Using cutting-edge stem cell technologies, 3D tissue engineering, and AI-driven analysis, the team will create advanced in vitro systems that can test new treatments, reveal drug targets, and provide insights into how individual patients respond to pain therapies.

Professor Cathy Ye and her group in Engineering Science will lead the bioengineering side of the project, responsible for creating three-dimensional tissue models that mimic the structure and function of human joints. The team will begin by developing simplified cartilage models, which will later be expanded to include bone and nerve components. These engineered tissues will provide the foundation for the wider project team to explore the mechanisms of chronic pain and validate findings against clinical data.

The group will design and fabricate biomaterials that best replicate natural tissue microenvironments, using bioreactors to sustain and control growth outside the human body.

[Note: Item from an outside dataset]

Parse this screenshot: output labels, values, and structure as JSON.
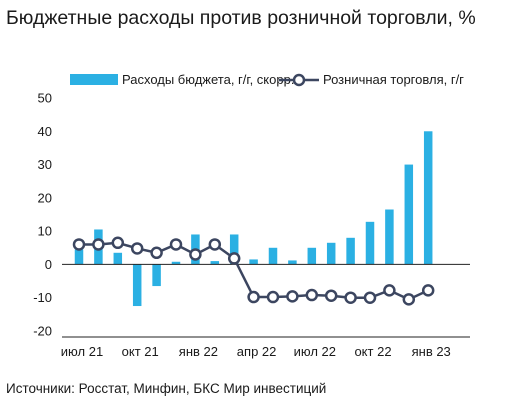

This research will provide powerful new tools for studying pain biology, deepening the understanding of how nerve, vascular, and immune systems interact in chronic pain. By providing the optimal environment, including biomaterials and bioreactors, for the cells to form tissues outside the human body, they will be able to develop innovative human models that better replicate complex pain pathways. This research has wide-ranging applications that could transform chronic pain treatment and research. Pharmaceutical companies will be able to use these models to test new pain medications in a system that better reflects human biology, increasing the chances of successful clinical trials.

Professor Cader says “Our goal is to bring human biology to the core of pain research. By recreating the cellular environments where pain originates, we can uncover new mechanisms and improve drug discovery. An important aspect of this new programme is to bring our learning and tools to the pain research community, which ultimately, we hope will lead to treatments that will work”.

Prof Ye said: ‘‘I am really excited to be part of this interdisciplinary team to provide a more effective alternative to animal models. This project supports efforts to replace animal testing in medical research. By linking human in vitro models to patient clinical features, the research will help identify why some individuals respond differently to pain medications, paving the way for tailored treatments.’’

A joint £15.9 million investment by the UKRI Medical Research Council (MRC), Wellcome and UKRI Innovate UK will enable the development of advanced, specific and highly reproducible human in vitro models with the aim of making them widely available to researchers in academia and industry.